CASSIE FEITH, SENIOR ENGLISH MAJOR
Feith, a senior English major, originally was drawn to this field of study because of her own identity markers and interest in poetics. Her work is largely autobiographical, but has implications on larger audiences as it is critical of naming queer bodies with oppressive language. She took this project as an opportunity to explore and experiment with new forms of writing under a queer theory lens.
“This award has validated all of the work I have put in over the last two semesters and affirmed my choice to be vulnerable in presenting autobiographical work,” Feith said. “I will be using this award to help fund an experiential learning opportunity this summer that allows me to continue work that I am passionate about and prepare me for life after graduation.”
Tori Hopper, Isis Woods, and Lauren Powell – 2nd Place Poster Presentation
English seniors Tori Hopper and Isis Woods and Neuroscience senior Lauren Powell are all research assistants at the Digital Humanities and Literary Cognition (DHLC) lab. Their research was based on a recent Neuroaesthetics poetry study performed by the lab, which examines the emotions, themes, and images evoked by sonnets. Using the data from this study, they chose to explore the concurrent experience of aesthetic pleasure and negative emotion.
During the DHLC lab’s poetry study, 25 undergraduate English students from Michigan State University were tasked with reading and analyzing 16 sonnets.
The study consisted of three separate sections. During the first section, participants read the sonnets with the intention of familiarizing themselves with the language. The second section required participants to read each sonnet a second time, this time highlighting words and phrases they found aesthetically pleasing in green, and aesthetically displeasing in red. As a point of reference, they were informed that the DHLC lab defines aesthetic pleasure as something powerful, pleasurable, and moving. However, participants also were encouraged to trust their instincts about their personal definitions of aesthetic pleasure based on prior experience with the phrase. After highlighting each poem during their second reading, participants were prompted to rate different qualities of their reading experience on a scale from one to 10. In the third section, participants were asked more detailed questions about the sonnets they read.

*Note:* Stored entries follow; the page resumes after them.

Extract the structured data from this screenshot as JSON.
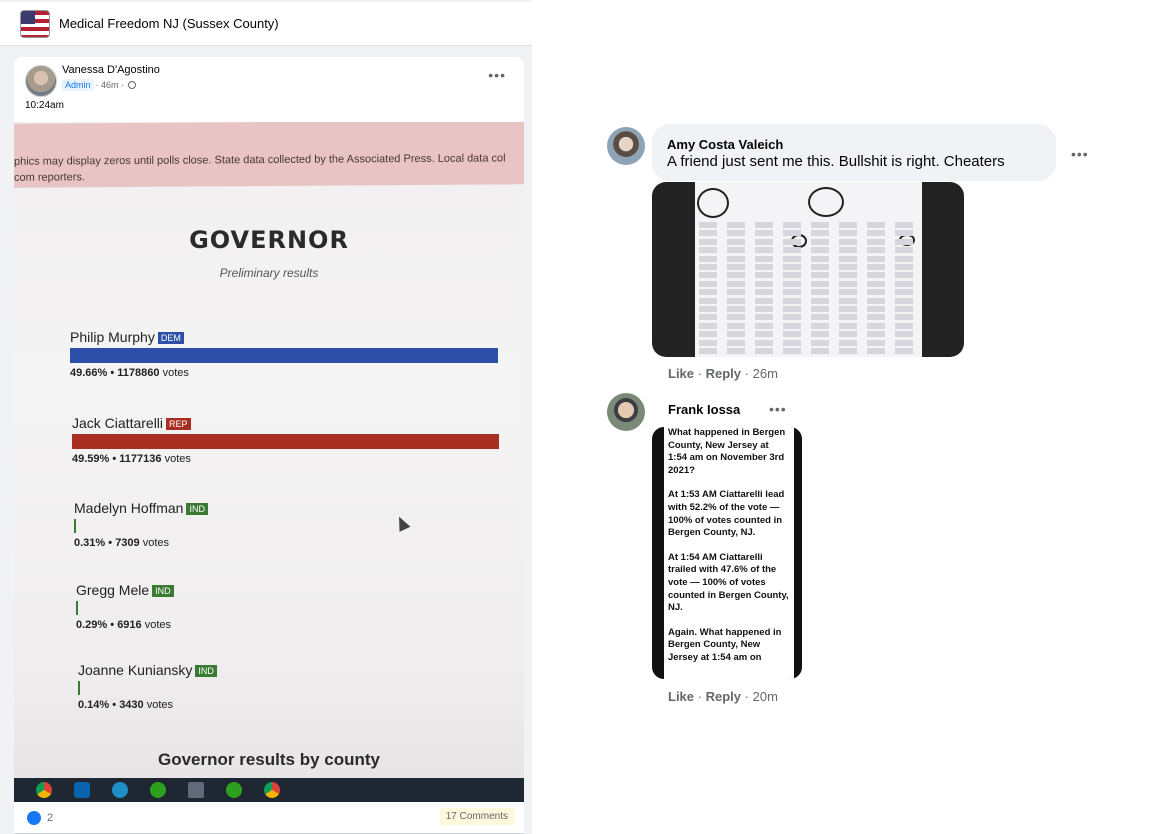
{
  "group": {
    "name": "Medical Freedom NJ (Sussex County)"
  },
  "post": {
    "author": "Vanessa D'Agostino",
    "badge": "Admin",
    "age": "· 46m ·",
    "time": "10:24am",
    "more_label": "•••",
    "likes": "2",
    "comments": "17 Comments"
  },
  "photo": {
    "disclaimer_line1": "phics may display zeros until polls close. State data collected by the Associated Press. Local data col",
    "disclaimer_line2": "com reporters.",
    "title": "GOVERNOR",
    "subtitle": "Preliminary results",
    "candidates": [
      {
        "name": "Philip Murphy",
        "party": "DEM",
        "pct": "49.66%",
        "votes": "1178860",
        "share": 0.4966,
        "color": "#2e4fa8"
      },
      {
        "name": "Jack Ciattarelli",
        "party": "REP",
        "pct": "49.59%",
        "votes": "1177136",
        "share": 0.4959,
        "color": "#a82e22"
      },
      {
        "name": "Madelyn Hoffman",
        "party": "IND",
        "pct": "0.31%",
        "votes": "7309",
        "share": 0.0031,
        "color": "#3b7a33"
      },
      {
        "name": "Gregg Mele",
        "party": "IND",
        "pct": "0.29%",
        "votes": "6916",
        "share": 0.0029,
        "color": "#3b7a33"
      },
      {
        "name": "Joanne Kuniansky",
        "party": "IND",
        "pct": "0.14%",
        "votes": "3430",
        "share": 0.0014,
        "color": "#3b7a33"
      }
    ],
    "votes_word": "votes",
    "separator": "•",
    "county_title": "Governor results by county"
  },
  "comments": [
    {
      "author": "Amy Costa Valeich",
      "text": "A friend just sent me this. Bullshit is right. Cheaters",
      "like": "Like",
      "reply": "Reply",
      "age": "26m"
    },
    {
      "author": "Frank Iossa",
      "image_text": [
        "What happened in Bergen County, New Jersey at 1:54 am on November 3rd 2021?",
        "At 1:53 AM Ciattarelli lead with 52.2% of the vote — 100% of votes counted in Bergen County, NJ.",
        "At 1:54 AM Ciattarelli trailed with 47.6% of the vote — 100% of votes counted in Bergen County, NJ.",
        "Again. What happened in Bergen County, New Jersey at 1:54 am on"
      ],
      "like": "Like",
      "reply": "Reply",
      "age": "20m"
    }
  ],
  "ui": {
    "dots": "•••",
    "dot_sep": "·"
  },
  "colors": {
    "facebook_blue": "#1877f2",
    "secondary_text": "#65676b",
    "bubble_bg": "#f0f2f5"
  }
}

The lab found a strong statistical correlation between feelings and aesthetic pleasure based on the data collected, indicating that participants were more likely to find poems aesthetically pleasing when the poems also made them feel positive. Although this finding didn’t surprise the group, they were surprised by the outliers that showed the experience of high aesthetic pleasure concurrent with negative emotion.
Adriana Cortese, Hadyn Ramsey, and Katelyn Kroeger- First Year Student Project Award
Katelyn Kroeger and Hadyn Ramsey, both freshmen Apparel and Textile Design majors, and Adriana Cortese, a freshman Humanities-Prelaw major, won the First Year Student Project award for their project, Jean Queen.
This feminist project comprised of initial research the group completed at Wells Hall, where they displayed two white T-shirts and asked women to write down a negative comment they’ve received on one shirt and a positive comment they’ve received on the other. From these two T-shirts, the group designed a jean jacket that displayed the complexities of womanhood, with both derogatory and uplifting words scribed on the back of the jacket.